İslam’da ise “tövbe” kavramı ve yapılan hataları itiraf edip sorumluluğu üstüne almak vardır. “Hiç kimse başkasının günahından dolayı cezalandırılamaz” evrensel kaidesi gereği hatayı yapan sonuçlarına da katlanır. Günahlarını itiraf eder. Cezasını çeker ve Allah’ın ahirette kendisini, bu çektiğine karşılık, affedeceğini umar. Devlet işleri söz konusu olduğunda ise başarılar halka, başarısızlıklar ise yönetenlere irca olur.

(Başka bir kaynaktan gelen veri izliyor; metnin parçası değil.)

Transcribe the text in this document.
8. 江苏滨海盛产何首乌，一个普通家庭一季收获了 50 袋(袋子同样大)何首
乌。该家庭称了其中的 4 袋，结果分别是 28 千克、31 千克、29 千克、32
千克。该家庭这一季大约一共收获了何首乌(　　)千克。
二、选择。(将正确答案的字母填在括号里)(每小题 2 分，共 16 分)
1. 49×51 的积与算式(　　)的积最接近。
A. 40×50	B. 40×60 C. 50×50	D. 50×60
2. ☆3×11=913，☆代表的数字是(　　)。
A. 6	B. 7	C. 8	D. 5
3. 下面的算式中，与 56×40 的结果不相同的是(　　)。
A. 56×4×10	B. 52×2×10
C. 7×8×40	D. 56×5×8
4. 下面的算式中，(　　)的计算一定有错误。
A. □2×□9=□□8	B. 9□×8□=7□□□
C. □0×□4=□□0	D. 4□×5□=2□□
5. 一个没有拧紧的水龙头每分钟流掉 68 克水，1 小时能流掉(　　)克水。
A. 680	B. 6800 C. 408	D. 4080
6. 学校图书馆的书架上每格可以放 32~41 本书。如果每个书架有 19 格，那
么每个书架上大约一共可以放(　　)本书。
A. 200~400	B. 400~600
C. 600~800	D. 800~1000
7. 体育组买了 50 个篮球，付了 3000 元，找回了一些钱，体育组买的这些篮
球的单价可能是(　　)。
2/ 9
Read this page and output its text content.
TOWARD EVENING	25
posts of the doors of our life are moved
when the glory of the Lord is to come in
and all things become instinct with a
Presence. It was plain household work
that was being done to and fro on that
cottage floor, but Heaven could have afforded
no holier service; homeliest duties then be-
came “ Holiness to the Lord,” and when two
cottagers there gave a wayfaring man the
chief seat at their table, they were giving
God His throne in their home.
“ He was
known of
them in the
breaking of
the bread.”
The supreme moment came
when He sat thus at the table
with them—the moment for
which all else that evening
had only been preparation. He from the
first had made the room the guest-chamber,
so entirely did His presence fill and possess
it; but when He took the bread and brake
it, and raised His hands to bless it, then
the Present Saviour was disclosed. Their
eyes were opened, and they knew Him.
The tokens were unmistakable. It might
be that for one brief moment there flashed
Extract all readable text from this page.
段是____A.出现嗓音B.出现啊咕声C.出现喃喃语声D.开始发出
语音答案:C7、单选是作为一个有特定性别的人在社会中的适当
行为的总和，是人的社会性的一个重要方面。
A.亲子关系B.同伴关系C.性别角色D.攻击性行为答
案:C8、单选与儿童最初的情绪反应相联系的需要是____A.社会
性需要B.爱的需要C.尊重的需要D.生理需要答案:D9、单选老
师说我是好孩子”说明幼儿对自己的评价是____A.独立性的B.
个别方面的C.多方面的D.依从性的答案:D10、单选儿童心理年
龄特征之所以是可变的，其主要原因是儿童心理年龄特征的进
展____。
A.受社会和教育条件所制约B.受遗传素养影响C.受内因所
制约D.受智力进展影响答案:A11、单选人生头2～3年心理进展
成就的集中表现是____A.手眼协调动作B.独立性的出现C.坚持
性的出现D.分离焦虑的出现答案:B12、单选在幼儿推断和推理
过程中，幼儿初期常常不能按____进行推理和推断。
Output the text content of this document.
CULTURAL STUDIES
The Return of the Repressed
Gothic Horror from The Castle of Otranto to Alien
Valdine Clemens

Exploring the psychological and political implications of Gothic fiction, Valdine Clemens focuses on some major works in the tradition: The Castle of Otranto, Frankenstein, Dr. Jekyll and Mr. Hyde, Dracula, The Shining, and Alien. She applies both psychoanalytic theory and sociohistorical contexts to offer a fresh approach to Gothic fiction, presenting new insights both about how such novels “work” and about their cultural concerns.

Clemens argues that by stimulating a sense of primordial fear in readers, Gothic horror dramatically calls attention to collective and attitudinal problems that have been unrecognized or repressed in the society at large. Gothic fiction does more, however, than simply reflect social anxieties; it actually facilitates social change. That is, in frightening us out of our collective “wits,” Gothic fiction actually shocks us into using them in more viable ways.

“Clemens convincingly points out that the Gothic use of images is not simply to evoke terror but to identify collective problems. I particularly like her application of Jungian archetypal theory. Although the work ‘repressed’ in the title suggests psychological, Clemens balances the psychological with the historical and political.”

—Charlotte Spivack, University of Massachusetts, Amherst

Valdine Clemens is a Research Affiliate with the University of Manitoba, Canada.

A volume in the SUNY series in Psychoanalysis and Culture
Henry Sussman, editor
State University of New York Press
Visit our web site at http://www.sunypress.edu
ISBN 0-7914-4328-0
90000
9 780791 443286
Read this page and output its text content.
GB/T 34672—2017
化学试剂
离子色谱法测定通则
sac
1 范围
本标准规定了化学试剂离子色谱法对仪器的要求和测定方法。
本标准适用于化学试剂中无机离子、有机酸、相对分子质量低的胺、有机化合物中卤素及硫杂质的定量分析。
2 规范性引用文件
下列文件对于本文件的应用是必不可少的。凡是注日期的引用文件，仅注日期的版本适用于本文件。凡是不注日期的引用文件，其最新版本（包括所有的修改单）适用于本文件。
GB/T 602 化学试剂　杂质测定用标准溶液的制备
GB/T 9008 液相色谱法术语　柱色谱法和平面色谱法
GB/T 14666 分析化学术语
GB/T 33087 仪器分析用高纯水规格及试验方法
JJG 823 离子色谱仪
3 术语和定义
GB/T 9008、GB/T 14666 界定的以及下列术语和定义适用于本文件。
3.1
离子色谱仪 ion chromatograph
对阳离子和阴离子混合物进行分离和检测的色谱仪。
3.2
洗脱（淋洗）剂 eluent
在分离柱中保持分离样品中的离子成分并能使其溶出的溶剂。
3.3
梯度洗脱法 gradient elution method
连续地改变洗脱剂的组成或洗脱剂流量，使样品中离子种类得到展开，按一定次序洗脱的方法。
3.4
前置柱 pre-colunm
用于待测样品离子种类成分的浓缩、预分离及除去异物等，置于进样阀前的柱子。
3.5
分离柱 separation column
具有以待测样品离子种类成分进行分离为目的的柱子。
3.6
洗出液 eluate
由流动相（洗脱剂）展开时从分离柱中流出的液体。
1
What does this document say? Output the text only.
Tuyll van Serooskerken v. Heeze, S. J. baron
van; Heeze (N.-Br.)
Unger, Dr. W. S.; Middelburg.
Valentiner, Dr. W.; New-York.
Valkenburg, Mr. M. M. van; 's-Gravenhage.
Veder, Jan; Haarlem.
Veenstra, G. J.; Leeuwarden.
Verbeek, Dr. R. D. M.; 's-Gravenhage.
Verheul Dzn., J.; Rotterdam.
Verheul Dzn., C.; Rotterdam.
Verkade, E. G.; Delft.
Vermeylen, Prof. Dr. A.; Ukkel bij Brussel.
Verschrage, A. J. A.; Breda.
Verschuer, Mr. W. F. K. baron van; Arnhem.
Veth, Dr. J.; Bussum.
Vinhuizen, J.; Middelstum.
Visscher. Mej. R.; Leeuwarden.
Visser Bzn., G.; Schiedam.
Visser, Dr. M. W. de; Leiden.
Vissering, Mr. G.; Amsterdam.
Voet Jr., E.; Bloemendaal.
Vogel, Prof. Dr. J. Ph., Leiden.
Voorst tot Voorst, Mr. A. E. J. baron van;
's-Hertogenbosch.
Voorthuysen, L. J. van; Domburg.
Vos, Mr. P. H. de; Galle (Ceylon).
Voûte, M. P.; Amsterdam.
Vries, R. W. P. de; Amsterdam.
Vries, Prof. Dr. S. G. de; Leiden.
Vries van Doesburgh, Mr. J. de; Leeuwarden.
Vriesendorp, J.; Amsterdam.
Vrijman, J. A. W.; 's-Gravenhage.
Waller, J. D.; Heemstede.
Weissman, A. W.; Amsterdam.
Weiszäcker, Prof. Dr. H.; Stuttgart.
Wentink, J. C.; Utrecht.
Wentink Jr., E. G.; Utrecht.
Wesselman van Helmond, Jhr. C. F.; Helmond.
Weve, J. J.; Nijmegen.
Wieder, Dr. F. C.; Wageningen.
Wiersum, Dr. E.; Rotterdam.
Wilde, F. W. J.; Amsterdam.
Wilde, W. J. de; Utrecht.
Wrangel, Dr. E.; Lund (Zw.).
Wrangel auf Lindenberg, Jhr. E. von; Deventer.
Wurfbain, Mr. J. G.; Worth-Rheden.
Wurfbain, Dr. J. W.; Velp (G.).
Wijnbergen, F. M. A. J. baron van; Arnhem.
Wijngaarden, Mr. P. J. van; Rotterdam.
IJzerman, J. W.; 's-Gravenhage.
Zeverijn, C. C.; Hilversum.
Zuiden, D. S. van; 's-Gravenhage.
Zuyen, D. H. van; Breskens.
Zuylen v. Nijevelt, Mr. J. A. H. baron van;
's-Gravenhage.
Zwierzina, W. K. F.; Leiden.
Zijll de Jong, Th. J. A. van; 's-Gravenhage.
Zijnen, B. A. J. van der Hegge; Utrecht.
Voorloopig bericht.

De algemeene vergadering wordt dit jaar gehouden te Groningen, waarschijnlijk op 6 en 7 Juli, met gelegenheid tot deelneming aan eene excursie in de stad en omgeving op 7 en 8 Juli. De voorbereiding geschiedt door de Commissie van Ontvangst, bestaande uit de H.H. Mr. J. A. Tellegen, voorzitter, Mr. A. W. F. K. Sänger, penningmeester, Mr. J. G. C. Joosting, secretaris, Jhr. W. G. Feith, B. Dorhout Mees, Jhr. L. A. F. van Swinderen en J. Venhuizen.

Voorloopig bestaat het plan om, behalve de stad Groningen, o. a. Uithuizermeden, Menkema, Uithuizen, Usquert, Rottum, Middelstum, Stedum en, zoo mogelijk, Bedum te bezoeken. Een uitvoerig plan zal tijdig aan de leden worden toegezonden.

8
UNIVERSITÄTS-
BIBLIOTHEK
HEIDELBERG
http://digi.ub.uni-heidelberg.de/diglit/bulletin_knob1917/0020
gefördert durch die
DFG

Japonlar da itiraf konusunda bayağı ciddidirler. Hata yapan kişi kendini asla affetmez ve hatasının karşılığını hayatı ile öder. Böylece onurunu kurtarmaya çalışır. Son 13 yılda Japonya’da 30.000 kişi intihar ederek onurunu kurtarmaya çalıştı. Harakiri yani karnı deşme en çok kullanılan intihar yöntemidir. Hatırlarsanız Osman Gazi Köprüsü’nün inşaatında bir halatın kopmasından kendisini sorumlu tutan 51 yaşındaki Japon mühendis Kishi Ryoichi, “sorumlu benim” notu eşliğinde, boğazını ve bileğini keserek intihar etti.

Günümüz Türkiye’sinde Türk tipi itirafı şu atasözü tanımlıyor: “Baş kırılır fes içinde, kol kırılır yen içinde kalır.” “Yen” elbise kolu demektir. Adalet ve Kalkınma Partisi’ni bir elbiseye benzetecek olursak, içinde hayli kırık baş ve kol var sanırım. Sabık ve sakıt Başbakan Ahmet Davutoğlu o kırılan kolları koparmaya teşebbüs etmişti de başına neler gelmişti, hepimiz görmüştük.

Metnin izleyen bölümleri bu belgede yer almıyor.